Many years earlier, Amos had been in the McDonald’s training program before appearing as an employee for the fast-food chain in a well-known ’70s commercial (“Grab a bucket and mop, scrub the bottom and top!”) that he said helped put his kids through college.
The Impact of ‘Good Times’ on Black Culture
After showing up a dozen times as the good-natured Gordy on the first four seasons of The Mary Tyler Moore Show, Amos was invited to read for the part of James Evans Sr., the husband of Esther Rolle’s Florida Evans and father of their three kids, on a new CBS series, “Good Times.”
“That show was the closest depiction in reality to life as an African American family living in those circumstances as it could be,” Amos told Time magazine in 2021.
Good Times had such an impact on popular Black culture that Alicia Keys, Rick Ross, the Wu-Tang Clan are among the musicians who name-checked Amos or his character in their lyrics.
“Many fans consider him their TV father,” his son Kelly Christopher Amos said in a statement. “He lived a good life. His legacy will live on in his outstanding works in television and film as an actor. My father loved working as an actor throughout his entire life He was my dad, my best friend, and my hero.”

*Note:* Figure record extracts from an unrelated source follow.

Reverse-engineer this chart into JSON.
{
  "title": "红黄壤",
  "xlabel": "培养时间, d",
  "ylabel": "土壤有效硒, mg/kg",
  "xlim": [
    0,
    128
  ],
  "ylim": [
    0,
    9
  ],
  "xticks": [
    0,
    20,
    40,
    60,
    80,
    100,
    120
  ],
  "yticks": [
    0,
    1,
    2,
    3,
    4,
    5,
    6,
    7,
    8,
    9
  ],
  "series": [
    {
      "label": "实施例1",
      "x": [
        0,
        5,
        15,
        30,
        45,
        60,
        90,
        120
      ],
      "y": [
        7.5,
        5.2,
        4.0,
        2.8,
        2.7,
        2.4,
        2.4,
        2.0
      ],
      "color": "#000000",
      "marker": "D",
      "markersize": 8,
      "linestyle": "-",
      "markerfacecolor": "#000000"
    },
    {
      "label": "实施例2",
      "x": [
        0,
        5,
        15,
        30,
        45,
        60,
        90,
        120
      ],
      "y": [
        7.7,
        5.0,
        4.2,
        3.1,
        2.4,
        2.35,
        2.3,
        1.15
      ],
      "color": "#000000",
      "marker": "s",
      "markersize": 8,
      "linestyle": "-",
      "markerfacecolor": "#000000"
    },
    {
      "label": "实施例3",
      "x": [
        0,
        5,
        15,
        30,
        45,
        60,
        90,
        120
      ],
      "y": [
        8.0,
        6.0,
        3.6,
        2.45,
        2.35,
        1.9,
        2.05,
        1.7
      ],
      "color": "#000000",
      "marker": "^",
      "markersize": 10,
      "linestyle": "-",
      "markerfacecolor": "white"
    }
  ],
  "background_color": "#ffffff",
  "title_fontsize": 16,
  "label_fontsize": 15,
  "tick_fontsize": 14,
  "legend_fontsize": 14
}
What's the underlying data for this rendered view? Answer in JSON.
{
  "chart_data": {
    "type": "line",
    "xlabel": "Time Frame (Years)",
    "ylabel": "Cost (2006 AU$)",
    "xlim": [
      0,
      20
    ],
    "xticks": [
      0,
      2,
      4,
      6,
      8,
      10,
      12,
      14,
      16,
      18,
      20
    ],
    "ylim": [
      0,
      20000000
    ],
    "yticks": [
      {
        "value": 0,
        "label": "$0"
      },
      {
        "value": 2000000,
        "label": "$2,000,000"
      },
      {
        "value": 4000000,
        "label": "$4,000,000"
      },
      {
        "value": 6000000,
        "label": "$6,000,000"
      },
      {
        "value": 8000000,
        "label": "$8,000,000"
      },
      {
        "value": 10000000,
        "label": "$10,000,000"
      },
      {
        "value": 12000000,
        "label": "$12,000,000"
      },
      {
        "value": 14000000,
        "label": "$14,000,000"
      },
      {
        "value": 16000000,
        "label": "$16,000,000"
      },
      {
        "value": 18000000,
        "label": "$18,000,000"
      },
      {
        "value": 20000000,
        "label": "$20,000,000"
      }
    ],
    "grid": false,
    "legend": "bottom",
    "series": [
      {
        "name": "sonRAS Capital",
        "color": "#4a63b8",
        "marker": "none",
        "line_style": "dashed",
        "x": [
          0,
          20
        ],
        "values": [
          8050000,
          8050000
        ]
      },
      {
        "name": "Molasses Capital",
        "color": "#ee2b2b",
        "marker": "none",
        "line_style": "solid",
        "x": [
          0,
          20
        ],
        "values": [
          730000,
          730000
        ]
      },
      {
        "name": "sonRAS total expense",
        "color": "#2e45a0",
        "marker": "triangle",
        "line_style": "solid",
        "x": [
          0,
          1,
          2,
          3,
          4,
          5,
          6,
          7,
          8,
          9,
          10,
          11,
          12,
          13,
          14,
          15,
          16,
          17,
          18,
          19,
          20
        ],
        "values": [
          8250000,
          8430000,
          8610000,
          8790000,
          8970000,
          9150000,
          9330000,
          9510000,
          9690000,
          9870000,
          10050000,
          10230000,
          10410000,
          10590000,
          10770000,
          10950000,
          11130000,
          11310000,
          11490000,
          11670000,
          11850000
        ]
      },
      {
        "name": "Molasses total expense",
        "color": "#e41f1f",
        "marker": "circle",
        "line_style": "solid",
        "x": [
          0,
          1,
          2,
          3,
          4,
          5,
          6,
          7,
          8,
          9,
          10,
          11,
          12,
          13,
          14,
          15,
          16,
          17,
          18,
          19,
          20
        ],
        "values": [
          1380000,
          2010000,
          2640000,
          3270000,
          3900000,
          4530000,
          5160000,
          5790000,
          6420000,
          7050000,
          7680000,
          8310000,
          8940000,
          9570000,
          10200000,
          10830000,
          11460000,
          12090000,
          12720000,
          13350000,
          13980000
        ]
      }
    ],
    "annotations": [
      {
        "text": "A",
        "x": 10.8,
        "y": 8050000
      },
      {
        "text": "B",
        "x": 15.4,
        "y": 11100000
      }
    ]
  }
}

His career on the movie screen began with Melvin Van Peebles‘ blaxploitation classic Sweet Sweetback’s Baadasssss Song (1971). From there he landed many roles including playing the manager of a McDonald’s-like restaurant who hired an African prince (Eddie Murphy) and his right-hand man (Arsenio Hall) in Coming to America(1988) and its 2020 sequel, Coming 2 America.
Among Amos’ film credits also include Let’s Do It Again with Bill Cosby and Sidney Poitier, Die Hard 2, Madea’s Witness Protection and Uncut Gems with Adam Sandler. He was in countless videos including Ice Cube and Dr. Dre’s 1994 video “Natural Born Killaz.” He also had a recurring role as Admiral Percy Fitzwallace, chairman of the Joint Chiefs of Staff, on NBC’s West Wing.
He Had Out-of-Body Experience He Had While Filming “Roots”
Many people never forget that the New Jersey native received his Emmy nom for portraying Toby, the older version of Kunta Kinte, on the acclaimed 1977 ABC miniseries Roots.
Roots received 37 Emmy Award nominations and won nine. It also won a Golden Globe and a Peabody Award. Roots finale episode still holds a record as the third highest-rated episode for any type of television series, and the second most-watched overall series finale in U.S. television history.
It was during the filming of Roots that Amos said he his ancestors spoke to him.
“They gave me a shirt and the costume for the character and I went off to the side while they were shooting another scene. And it was then that whatever it was that happened, where I felt I had become totally taken by the spirit of my ancestors.”
“I knew what it was intuitively; it all of my ancestors who had never been talked about or never been spoken of properly in the history books, and all the millions who have died on the way over in the great slave trade–they were speaking to me.”
“It was not my imagination, I became overwhelmed, and I became agitated. I began screaming and yelling, laying on the floor. They tell me I was speaking in tongues.”
“I was yelling and screaming and a childhood friend Randy was there thought I was having an epileptic seizure. The ancestors said to me, ‘You stay resolute, you stay strong, you will not break, because we did not break. You stay strong Kenta Kunte. We are with you.”
Check out the powerful video below:
“I knew that it was a life-changing role for me, as an actor and just from a humanistic standpoint,” he told Time magazine. “It was the culmination of all of the misconceptions and stereotypical roles that I had lived and seen being offered to me. It was like a reward for having suffered those indignities.”
Amos is survived by daughter Shannon, a former entertainment executive, and Kelly Christopher, a Grammy-nominated video music director and editor.